El descubrimiento de las alturas

El 25 de julio de 1796, a las 4 de la madrugada, un joven filósofo de veinticinco años salía de Berna para adentrarse, durante siete días, por los Alpes suizos. Era su primera incursión en la alta montaña, que le llevaría hasta Wengernalp, Grindenwald, la cascada de Reichenbach, Grimsel y Andermatt. Durante ese viaje insólito, por entre montañas escarpadas y glaciares amenazantes, escribió un cuaderno para dejar constancia de su descubrimiento de aquellos paisajes “encantadores y agrestes”, donde descubre que hay “algo asfixiante y angustioso” pero a la vez fascinante.

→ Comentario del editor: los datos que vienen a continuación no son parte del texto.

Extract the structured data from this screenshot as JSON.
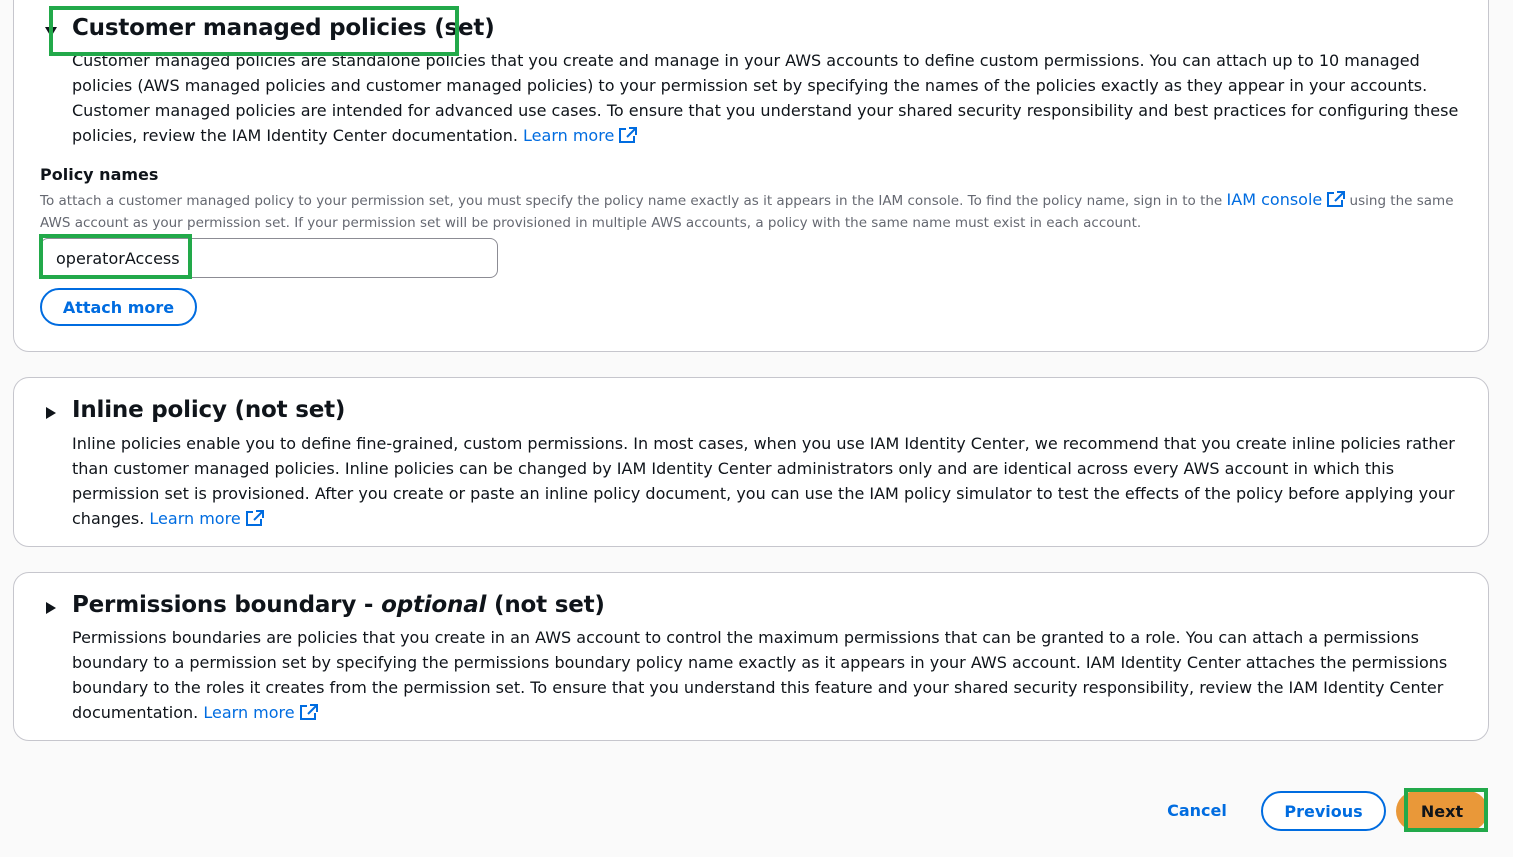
{
  "customer_policies": {
    "title": "Customer managed policies (set)",
    "description": "Customer managed policies are standalone policies that you create and manage in your AWS accounts to define custom permissions. You can attach up to 10 managed policies (AWS managed policies and customer managed policies) to your permission set by specifying the names of the policies exactly as they appear in your accounts. Customer managed policies are intended for advanced use cases. To ensure that you understand your shared security responsibility and best practices for configuring these policies, review the IAM Identity Center documentation.",
    "learn_more": "Learn more",
    "policy_names_label": "Policy names",
    "constraint_before": "To attach a customer managed policy to your permission set, you must specify the policy name exactly as it appears in the IAM console. To find the policy name, sign in to the",
    "iam_console_link": "IAM console",
    "constraint_after": "using the same AWS account as your permission set. If your permission set will be provisioned in multiple AWS accounts, a policy with the same name must exist in each account.",
    "policy_input_value": "operatorAccess",
    "attach_more": "Attach more"
  },
  "inline_policy": {
    "title": "Inline policy (not set)",
    "description": "Inline policies enable you to define fine-grained, custom permissions. In most cases, when you use IAM Identity Center, we recommend that you create inline policies rather than customer managed policies. Inline policies can be changed by IAM Identity Center administrators only and are identical across every AWS account in which this permission set is provisioned. After you create or paste an inline policy document, you can use the IAM policy simulator to test the effects of the policy before applying your changes.",
    "learn_more": "Learn more"
  },
  "permissions_boundary": {
    "title_prefix": "Permissions boundary - ",
    "title_optional": "optional",
    "title_suffix": " (not set)",
    "description": "Permissions boundaries are policies that you create in an AWS account to control the maximum permissions that can be granted to a role. You can attach a permissions boundary to a permission set by specifying the permissions boundary policy name exactly as it appears in your AWS account. IAM Identity Center attaches the permissions boundary to the roles it creates from the permission set. To ensure that you understand this feature and your shared security responsibility, review the IAM Identity Center documentation.",
    "learn_more": "Learn more"
  },
  "footer": {
    "cancel": "Cancel",
    "previous": "Previous",
    "next": "Next"
  },
  "colors": {
    "link": "#006ce0",
    "primary_button": "#e99839",
    "highlight": "#22a94a",
    "border": "#c6c6cd"
  },
  "icons": {
    "caret_expanded": "caret-down-icon",
    "caret_collapsed": "caret-right-icon",
    "external": "external-link-icon"
  }
}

Este manuscrito no se publicó hasta 1844, trece años después de su muerte.

Descubre la sensación de pequeñez ante la grandeza de las cimas, que la abruman, pero experimenta también la inmensa fuerza del pensamiento, “que queda libre de toda coerción, liberado de la necesidad natural”. Y reconoce al mismo tiempo una naturaleza que desborda cualquier pretensión de ser pensada como algo existente por el ser humano: “Dudo que hasta el teólogo más creyente se atreva a atribuir a estas montañas la finalidad de una utilidad para el hombre”. A diferencia de los paisajes rurales que, en su época, rodeaban pueblos y ciudades, y que habían sido convenientemente domesticados, el descubrimiento de los Alpes es la confrontación con una naturaleza indiferente a la existencia humana. Aquel joven era Georg Wilhelm Friedrich Hegel, el gran talento filosófico de su época y el arquitecto del idealismo alemán.

Hizo su viaje por las montañas seis años después de que el poeta William Wordsworth, que dejará testimonio en su libro ‘Preludio’, y seis años antes de que el pintor Turner, que plasmará en sus cuadros algunas imágenes robadas de los mismos paisajes que impresionaron a Hegel. Modificando el destino del gran tour que, durante siglos, había dirigido a los viajeros europeos hacia Venecia, Florencia y Roma para redescubrir los valores de la civilización grecorromana y nutrirse de la savia de unas culturas idealizadas pero ya perdidas, la generación de Hegel se orientaó hacia aquellos espacios que, durante siglos, habían sido evitados como una molestia engorrosa, incompatibles, se pensaba, con cualquier tipo de experiencia estética.

Aquella generación, sin embargo, protagonizó el descubrimiento de nuevos paisajes naturales, hasta entonces despreciados, como fuente de inmensas emociones estéticas, ligadas al sentimiento de lo sublime. Pero el auténtico paisaje que descubrían era, en realidad, un paisaje interior, de manera correlativa a la emergencia de nuevas sensaciones ante el carácter desbordante y agobiante de la naturaleza no domesticada. Es el momento de la primera crisis moderna, digna de tal nombre, que afecta al lugar del ser humano en el mundo, confrontado a una experiencia de la infinitud que ya no es sólo la noción de la nueva física, sino una especie de palpitación concreta ante la naturaleza inalcanzable.

Esta fascinación por el carácter ‘inhumano’ de la naturaleza marca el descubrimiento moderno de los paisajes inclementes, opacos, impenetrables. Y constituirá, durante más de un siglo, la raíz de un sentimiento estético equívoco y paradójico: la experiencia de un placer inmenso que ya está inextricablemente ligado a la experiencia de un cierto peligro y de una amenaza difusa. Un siglo antes, Madame de Sévigné ya había hablado, en sus cartas, de estas “aterradoras bellezas”, y John Dennis, de un “horror delicioso” y de un “disfrute terrible”. Oxímoron que pronto se convertirán en tópicos. En el corazón de las Luces se estaba resquebrajando la confianza en el orden y la racionalidad de la naturaleza. Allí comenzó todo. Todavía somos sus herederos.